Vince Pornelos / AutoIndustriya.com | May 24, 2018 09:10
Volkswagen wants to change our minds about Chinese made cars
Yes, that headline is correct, and it comes from Mr. Klaus Schadewald, Chief Operating Adviser for Volkswagen Philippines
Volkswagen Philippines, through Ayala-owned distributor Automobile Central Enterprise, Inc. (ACEI), recently announced a major shift in their market strategy, and that they will be discontinuing models such as the such as the Golf GTS, Polo, and Jetta for the local market. Instead, VW will source 5 new models from their Chinese manufacturing facilities with the Santana, Santana GTS, Lavida, Lamando, and the previous generation but long wheelbase Tiguan.
The common concern after the announcement of VW's 5-model model salvo is a legitimate one: will there be issues with quality from these Chinese-made Volkswagens?
“Our Volkswagen models from China are built to the standards of Volkswagen,” said Mr. Schadewald over a phone interview. “The workforce is Chinese, yes, but management and quality control are handled by German executives from Volkswagen.”
Mr. Schadewald futher elaborated that the models that come out of Chinese Volkswagen factories could be better than German units. The reasoning is sound: the Chinese factories are equipped with newer and more advanced equipment on the assembly line; all of which are German-made.

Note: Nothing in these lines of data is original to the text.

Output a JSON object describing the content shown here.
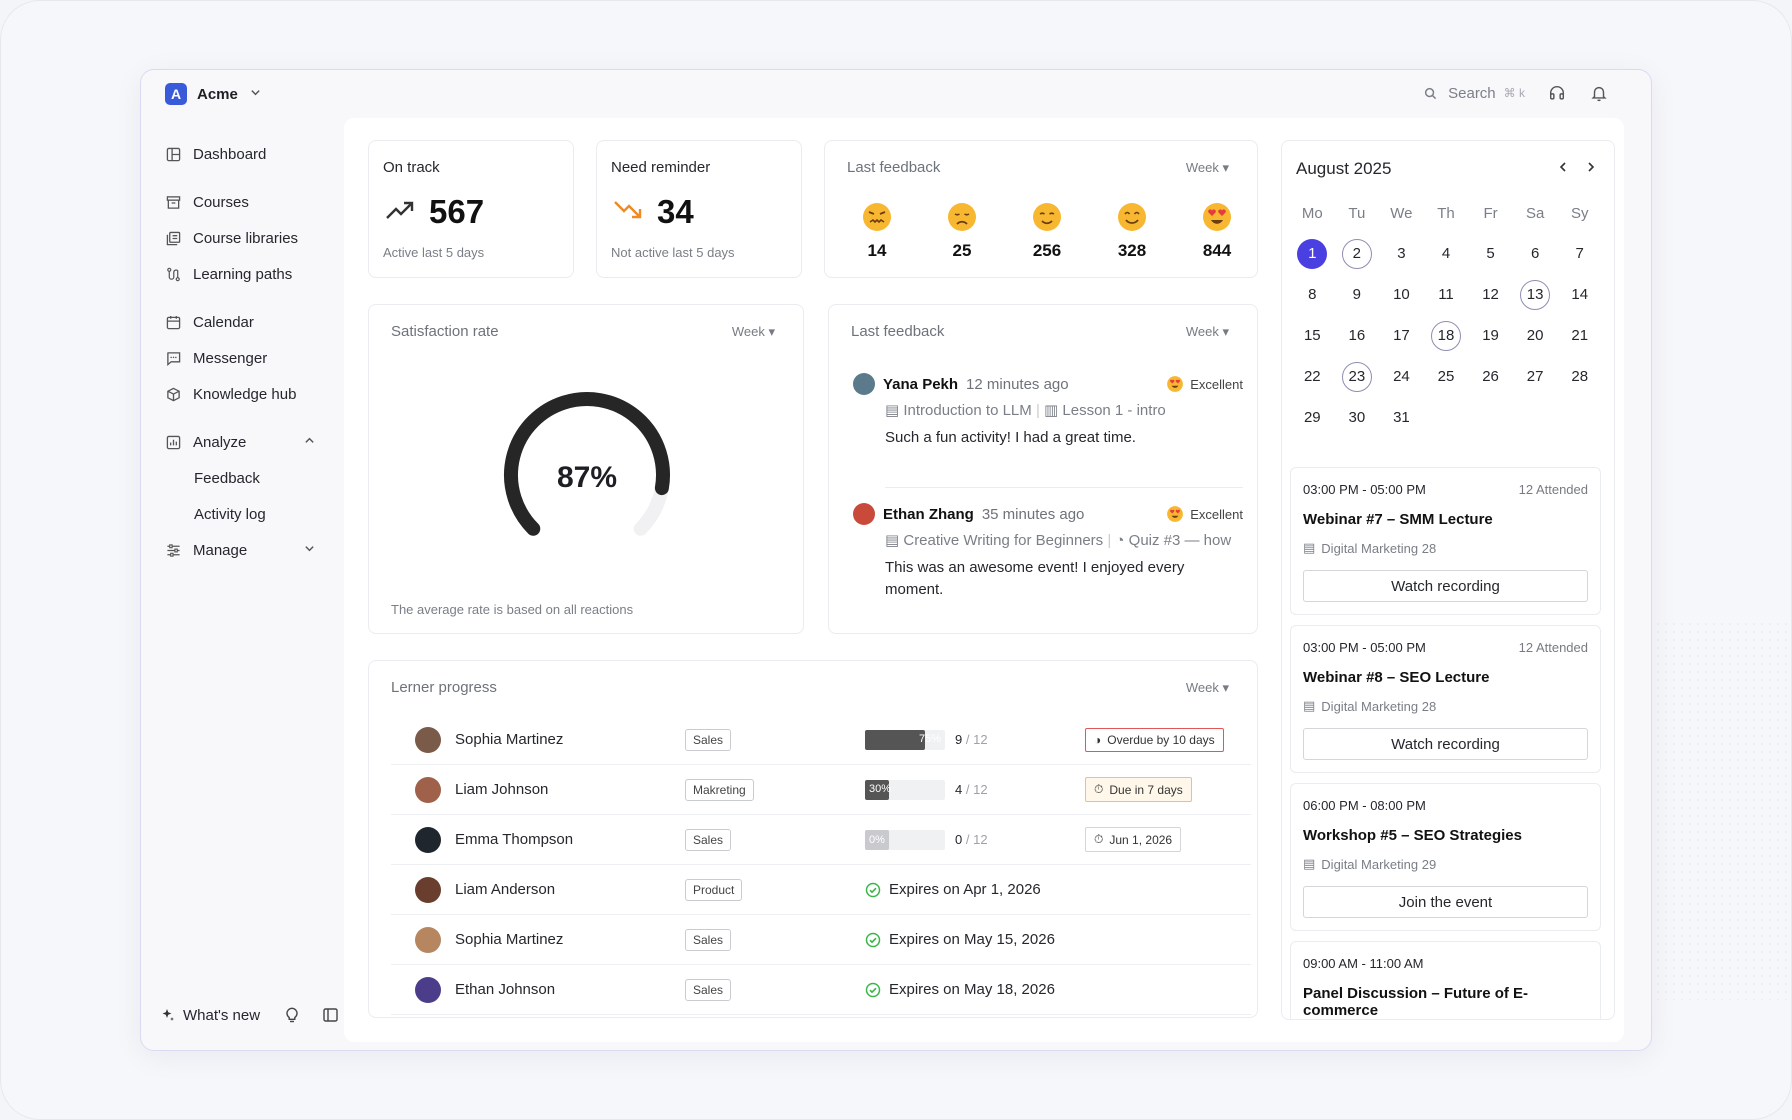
{
  "brand": {
    "name": "Acme",
    "logo_letter": "A"
  },
  "topbar": {
    "search_label": "Search",
    "search_shortcut": "⌘ k"
  },
  "sidebar": {
    "items": [
      {
        "label": "Dashboard",
        "icon": "dashboard-icon"
      },
      {
        "label": "Courses",
        "icon": "archive-icon"
      },
      {
        "label": "Course libraries",
        "icon": "library-icon"
      },
      {
        "label": "Learning paths",
        "icon": "path-icon"
      },
      {
        "label": "Calendar",
        "icon": "calendar-icon"
      },
      {
        "label": "Messenger",
        "icon": "message-icon"
      },
      {
        "label": "Knowledge hub",
        "icon": "hub-icon"
      },
      {
        "label": "Analyze",
        "icon": "chart-icon"
      },
      {
        "label": "Manage",
        "icon": "sliders-icon"
      }
    ],
    "analyze_sub": [
      "Feedback",
      "Activity log"
    ],
    "whats_new": "What's new"
  },
  "stats": {
    "on_track": {
      "title": "On track",
      "value": "567",
      "sub": "Active last 5 days"
    },
    "need_reminder": {
      "title": "Need reminder",
      "value": "34",
      "sub": "Not active last 5 days"
    }
  },
  "feedback_summary": {
    "title": "Last feedback",
    "period": "Week",
    "counts": [
      "14",
      "25",
      "256",
      "328",
      "844"
    ]
  },
  "satisfaction": {
    "title": "Satisfaction rate",
    "period": "Week",
    "value": "87%",
    "fraction": 0.87,
    "note": "The average rate is based on all reactions"
  },
  "feedback_list": {
    "title": "Last feedback",
    "period": "Week",
    "items": [
      {
        "name": "Yana Pekh",
        "time": "12 minutes ago",
        "rating": "Excellent",
        "course": "Introduction to LLM",
        "lesson": "Lesson 1 - intro",
        "text": "Such a fun activity! I had a great time.",
        "avatar_color": "#5b7a8c"
      },
      {
        "name": "Ethan Zhang",
        "time": "35 minutes ago",
        "rating": "Excellent",
        "course": "Creative Writing for Beginners",
        "lesson": "Quiz #3 — how",
        "text": "This was an awesome event! I enjoyed every moment.",
        "avatar_color": "#c94a3a"
      }
    ]
  },
  "progress": {
    "title": "Lerner progress",
    "period": "Week",
    "rows": [
      {
        "name": "Sophia Martinez",
        "tag": "Sales",
        "pct": 75,
        "pct_label": "75%",
        "done": "9",
        "total": "12",
        "status": "Overdue by 10 days",
        "status_kind": "red",
        "avatar_color": "#7a5a48"
      },
      {
        "name": "Liam Johnson",
        "tag": "Makreting",
        "pct": 30,
        "pct_label": "30%",
        "done": "4",
        "total": "12",
        "status": "Due in 7 days",
        "status_kind": "amber",
        "avatar_color": "#a0614a"
      },
      {
        "name": "Emma Thompson",
        "tag": "Sales",
        "pct": 0,
        "pct_label": "0%",
        "done": "0",
        "total": "12",
        "status": "Jun 1, 2026",
        "status_kind": "plain",
        "avatar_color": "#20262e"
      },
      {
        "name": "Liam Anderson",
        "tag": "Product",
        "expires": "Expires on Apr 1, 2026",
        "avatar_color": "#6a3e2e"
      },
      {
        "name": "Sophia Martinez",
        "tag": "Sales",
        "expires": "Expires on May 15, 2026",
        "avatar_color": "#b58660"
      },
      {
        "name": "Ethan Johnson",
        "tag": "Sales",
        "expires": "Expires on May 18, 2026",
        "avatar_color": "#4c3d8a"
      }
    ]
  },
  "calendar": {
    "title": "August 2025",
    "dow": [
      "Mo",
      "Tu",
      "We",
      "Th",
      "Fr",
      "Sa",
      "Sy"
    ],
    "days": [
      "1",
      "2",
      "3",
      "4",
      "5",
      "6",
      "7",
      "8",
      "9",
      "10",
      "11",
      "12",
      "13",
      "14",
      "15",
      "16",
      "17",
      "18",
      "19",
      "20",
      "21",
      "22",
      "23",
      "24",
      "25",
      "26",
      "27",
      "28",
      "29",
      "30",
      "31"
    ],
    "today": "1",
    "marked": [
      "2",
      "13",
      "18",
      "23"
    ]
  },
  "events": [
    {
      "time": "03:00 PM - 05:00 PM",
      "attended": "12 Attended",
      "title": "Webinar #7 – SMM Lecture",
      "course": "Digital Marketing 28",
      "button": "Watch recording"
    },
    {
      "time": "03:00 PM - 05:00 PM",
      "attended": "12 Attended",
      "title": "Webinar #8 – SEO Lecture",
      "course": "Digital Marketing 28",
      "button": "Watch recording"
    },
    {
      "time": "06:00 PM - 08:00 PM",
      "attended": "",
      "title": "Workshop #5 – SEO Strategies",
      "course": "Digital Marketing 29",
      "button": "Join the event"
    },
    {
      "time": "09:00 AM - 11:00 AM",
      "attended": "",
      "title": "Panel Discussion – Future of E-commerce",
      "course": "",
      "button": ""
    }
  ]
}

The timing of Volkswagen's shift is not coincidental. A free trade agreement exists with China that has been incrementally dropping tariffs on China made cars. Since 2012, tariffs on Chinese cars were at 20%. This year, that tariff dropped to 5%, opening the doors for exports from China to ASEAN for Volkswagen. And the economies of scale of their Chinese production facilities
It's easy to see why Volkswagen wants a bigger share of the ASEAN market pie. The Southeast Asian region has been growing very quickly, while other markets around the world have just sustained their volume or worse, slowed down. The Philippines leads the charge in ASEAN in terms of growth; with almost 474,000 units sold in 2017, the 16.77% year-on-year growth of the country's auto industry outpaces even Thailand.
The Santana GTS, Lamando, and Lavida will be interesting to watch in the market, but many are also keen on the Tiguan LWB which will be sold alongside the new generation Tiguan from Europe. At just over PhP 1.6-million, Volkswagen PH expects the Chinese Tiguan to perform well especially since the European version is almost a million more.
Judging by the starting price of the Santana, things are looking up for Volkswagen's prospects in the Philippine market. At PhP 686,000, the base Santana could become a very popular car for the brand, enabling them to compete directly against subcompacts like the Toyota Vios and Honda City.